Magic: The Gathering bans Unfinity’s Stickers and Attractions from three formats, gives up on partial legality.
Theme park’s closed for good.
Magic: The Gathering cards that use the sticker or Attraction mechanic from the 2022 Unfinity set have been banned in the Legacy, Vintage and Pauper formats. Publisher Wizards of the Coast outlined their reasoning in the most recent Banned and Restricted List update, citing a failed experiment on the part of partially legal sets.
The ban centres primarily on the use of “_____ Goblin” (which players colloquially call Mind Goblin for, uh… reasons) in Vintage and Legacy, necessitating all decks to also supply sticker sheets from the latest set in MTG’s line of joke-y releases that, until Unfinity, were never meant to cross streams with the TCG’s standard formats.
The use of “_____ Goblin” was apparently cumbersome but necessary in competitive decks, creating a situation where players were forced to keep a side deck of 10 unique sticker sheets for each game. The individual stickers were meant to be reusable but many players have reported the glue quickly wearing off over multiple uses, forcing Legacy and Vintage players to buy more to continue playing this single card.
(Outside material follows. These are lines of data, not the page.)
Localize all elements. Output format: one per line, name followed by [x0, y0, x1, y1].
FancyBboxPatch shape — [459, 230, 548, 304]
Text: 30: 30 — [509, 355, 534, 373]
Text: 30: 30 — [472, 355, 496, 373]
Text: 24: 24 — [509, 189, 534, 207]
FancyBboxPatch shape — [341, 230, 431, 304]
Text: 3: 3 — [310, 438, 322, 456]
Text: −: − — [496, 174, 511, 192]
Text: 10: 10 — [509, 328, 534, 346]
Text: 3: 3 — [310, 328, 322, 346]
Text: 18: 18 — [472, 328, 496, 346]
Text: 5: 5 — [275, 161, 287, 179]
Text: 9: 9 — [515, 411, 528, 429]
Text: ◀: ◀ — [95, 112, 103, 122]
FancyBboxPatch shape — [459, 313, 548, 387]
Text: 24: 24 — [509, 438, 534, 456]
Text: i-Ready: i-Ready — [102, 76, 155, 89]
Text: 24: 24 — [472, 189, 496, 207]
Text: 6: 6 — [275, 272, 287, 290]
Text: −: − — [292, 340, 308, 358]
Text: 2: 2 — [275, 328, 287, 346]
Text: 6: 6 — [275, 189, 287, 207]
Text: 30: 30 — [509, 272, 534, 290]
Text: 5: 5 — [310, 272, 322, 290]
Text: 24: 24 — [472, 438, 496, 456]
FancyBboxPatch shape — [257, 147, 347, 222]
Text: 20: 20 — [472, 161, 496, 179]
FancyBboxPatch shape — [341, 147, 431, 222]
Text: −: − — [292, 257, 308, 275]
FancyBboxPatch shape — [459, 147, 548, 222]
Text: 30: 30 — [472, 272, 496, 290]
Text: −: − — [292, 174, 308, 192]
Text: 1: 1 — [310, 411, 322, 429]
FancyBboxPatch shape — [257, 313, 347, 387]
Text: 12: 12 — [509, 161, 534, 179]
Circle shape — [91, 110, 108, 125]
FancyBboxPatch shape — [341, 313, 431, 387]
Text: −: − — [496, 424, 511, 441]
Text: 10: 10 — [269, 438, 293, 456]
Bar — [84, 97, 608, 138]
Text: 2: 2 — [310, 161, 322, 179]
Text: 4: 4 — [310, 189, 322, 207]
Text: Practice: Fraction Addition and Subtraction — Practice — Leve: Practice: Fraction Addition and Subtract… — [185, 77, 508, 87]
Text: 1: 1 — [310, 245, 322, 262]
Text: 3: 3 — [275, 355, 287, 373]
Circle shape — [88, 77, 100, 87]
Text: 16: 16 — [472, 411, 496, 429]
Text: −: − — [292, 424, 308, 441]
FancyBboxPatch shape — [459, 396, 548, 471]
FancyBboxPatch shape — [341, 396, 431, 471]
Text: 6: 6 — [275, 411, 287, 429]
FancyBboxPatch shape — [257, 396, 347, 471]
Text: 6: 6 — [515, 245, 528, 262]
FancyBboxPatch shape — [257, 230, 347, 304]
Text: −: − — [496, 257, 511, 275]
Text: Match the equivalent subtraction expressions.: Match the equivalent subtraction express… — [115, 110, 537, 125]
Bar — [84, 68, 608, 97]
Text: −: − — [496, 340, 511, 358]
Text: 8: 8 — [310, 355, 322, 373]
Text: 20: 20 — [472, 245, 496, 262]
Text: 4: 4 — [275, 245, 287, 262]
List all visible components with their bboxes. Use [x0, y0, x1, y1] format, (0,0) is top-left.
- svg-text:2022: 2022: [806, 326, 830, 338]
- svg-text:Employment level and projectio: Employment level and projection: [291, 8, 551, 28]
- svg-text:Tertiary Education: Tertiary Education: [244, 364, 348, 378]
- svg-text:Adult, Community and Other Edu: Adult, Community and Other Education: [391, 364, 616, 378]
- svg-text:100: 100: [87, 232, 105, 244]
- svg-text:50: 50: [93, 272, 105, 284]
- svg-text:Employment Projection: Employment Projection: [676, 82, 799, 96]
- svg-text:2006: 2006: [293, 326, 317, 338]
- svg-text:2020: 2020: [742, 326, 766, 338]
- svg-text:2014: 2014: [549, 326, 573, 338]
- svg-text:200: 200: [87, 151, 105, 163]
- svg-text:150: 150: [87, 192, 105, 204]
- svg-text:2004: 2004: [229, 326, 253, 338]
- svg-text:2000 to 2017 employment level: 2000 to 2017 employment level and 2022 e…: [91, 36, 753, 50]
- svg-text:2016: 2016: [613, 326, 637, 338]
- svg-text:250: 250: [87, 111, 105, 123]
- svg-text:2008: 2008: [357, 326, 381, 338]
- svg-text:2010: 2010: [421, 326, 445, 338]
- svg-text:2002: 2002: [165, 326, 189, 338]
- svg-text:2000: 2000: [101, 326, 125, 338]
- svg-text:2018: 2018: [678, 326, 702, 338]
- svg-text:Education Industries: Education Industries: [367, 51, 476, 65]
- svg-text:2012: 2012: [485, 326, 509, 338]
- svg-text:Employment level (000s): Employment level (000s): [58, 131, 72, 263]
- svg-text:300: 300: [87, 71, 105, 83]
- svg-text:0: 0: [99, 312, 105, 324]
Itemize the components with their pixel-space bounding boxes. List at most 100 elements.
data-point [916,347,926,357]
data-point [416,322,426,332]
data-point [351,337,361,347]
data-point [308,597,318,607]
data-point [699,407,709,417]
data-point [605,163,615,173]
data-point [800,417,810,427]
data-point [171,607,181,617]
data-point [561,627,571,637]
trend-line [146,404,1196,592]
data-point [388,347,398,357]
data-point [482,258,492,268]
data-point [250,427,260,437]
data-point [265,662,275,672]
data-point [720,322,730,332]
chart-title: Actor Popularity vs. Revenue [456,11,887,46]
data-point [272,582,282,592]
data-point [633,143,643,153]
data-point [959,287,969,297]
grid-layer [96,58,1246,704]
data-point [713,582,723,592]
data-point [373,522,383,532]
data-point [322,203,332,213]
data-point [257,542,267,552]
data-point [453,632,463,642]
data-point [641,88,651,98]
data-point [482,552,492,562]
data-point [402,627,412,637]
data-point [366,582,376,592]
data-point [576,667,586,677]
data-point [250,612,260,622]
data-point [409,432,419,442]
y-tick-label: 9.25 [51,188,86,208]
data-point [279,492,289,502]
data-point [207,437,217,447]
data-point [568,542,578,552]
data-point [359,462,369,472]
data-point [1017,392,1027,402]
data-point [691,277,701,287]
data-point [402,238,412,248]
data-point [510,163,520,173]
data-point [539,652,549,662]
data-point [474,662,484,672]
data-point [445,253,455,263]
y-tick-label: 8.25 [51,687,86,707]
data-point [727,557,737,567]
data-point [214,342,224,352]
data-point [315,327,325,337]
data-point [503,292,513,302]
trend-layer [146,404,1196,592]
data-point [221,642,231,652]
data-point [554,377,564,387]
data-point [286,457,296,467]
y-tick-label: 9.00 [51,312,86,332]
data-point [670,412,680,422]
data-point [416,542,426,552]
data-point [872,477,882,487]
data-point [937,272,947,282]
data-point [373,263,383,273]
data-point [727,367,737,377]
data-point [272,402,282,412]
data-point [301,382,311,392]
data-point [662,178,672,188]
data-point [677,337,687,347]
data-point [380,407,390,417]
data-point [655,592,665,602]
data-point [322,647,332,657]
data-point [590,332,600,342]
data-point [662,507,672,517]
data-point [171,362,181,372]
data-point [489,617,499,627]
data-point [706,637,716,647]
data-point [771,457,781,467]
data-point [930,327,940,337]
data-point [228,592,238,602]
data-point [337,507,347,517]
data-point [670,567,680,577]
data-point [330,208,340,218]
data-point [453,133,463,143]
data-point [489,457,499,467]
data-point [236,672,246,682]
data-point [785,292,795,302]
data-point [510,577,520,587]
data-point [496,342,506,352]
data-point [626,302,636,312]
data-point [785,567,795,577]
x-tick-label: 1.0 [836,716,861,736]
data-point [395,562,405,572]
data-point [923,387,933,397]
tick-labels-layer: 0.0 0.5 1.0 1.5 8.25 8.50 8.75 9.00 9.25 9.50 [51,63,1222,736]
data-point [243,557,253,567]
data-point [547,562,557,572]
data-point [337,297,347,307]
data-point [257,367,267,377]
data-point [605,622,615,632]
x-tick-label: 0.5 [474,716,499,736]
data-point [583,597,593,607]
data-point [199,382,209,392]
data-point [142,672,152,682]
Wizards went ahead and banned all cards that interact with stickers or the Attraction mechanic, leading to a combination of rejoicing from players alongside some consternation over Unfinity’s half-legal/half-not status. The set replaced the silver border that designated non-format legal cards with Acorn Stamps below the card’s rules text. The result was contentious among players, and now deemed a failed experiment by Wizards.
“The primary goal behind making some cards in Unfinity legal was that sticker cards and Attractions could be played in Commander, but there's no existing way to make a bunch of cards legal in Commander and not Legacy,” said Andrew Brown, an MTG game design architect. “We had thought the power level of those cards was low enough that if people tried them in Legacy every now and then, it'd be a fun surprise. We missed on ________ Goblin, though, and now tournament players feel obligated to interact with the sticker mechanic.”
Brown went on to say that MTG’s design teams “knew that [Unfinity’s] partial legality in Magic's broader formats was an experiment with risks” and believed that it would boost the appeal of a set series that historically underperforms, even amongst enfranchised players. MTG’s creators will reportedly not print another half-legal set “any time soon.”
Gavin Verhey released a similar announcement for the Pauper format confirming that ________ Goblin and all other Common-rarity cards that use Stickers and Attractions will likewise be banned. While not nearly as warping as its effect in Legacy and Modern, Verhey cited a “slight fracturing” between paper play and Magic Online play - the latter cannot support stickers in the same fashion as the physical TCG. The poor goblin is a problem child no matter where he appears.
The biggest shakeup for the cost-conscious Pauper format, which only uses what many collectors deem as pack chaff, is All That Glitters’ booting from legal play. The affinity-catalysing enchantment has evolved from potential issue to full-on bugbear that many players deem either a must-include in any deck that contains White mana. As a consequence, other players are building their decks to combat the omnipresent threat of All That Glitters, which is a big red flag for any format’s long term health.
Banned and Restricted announcements are an interesting peek behind the scenes of MTG’s design, especially illuminating the teams’ intent for several different formats - an aspect that is too often missing from the constant onslaught of release marketing. Experimentation is ultimately a good thing, but maintaining banlists is a necessity for any competitive format with as many players and as much history as MTG. These two facts often create uncomfortable realities.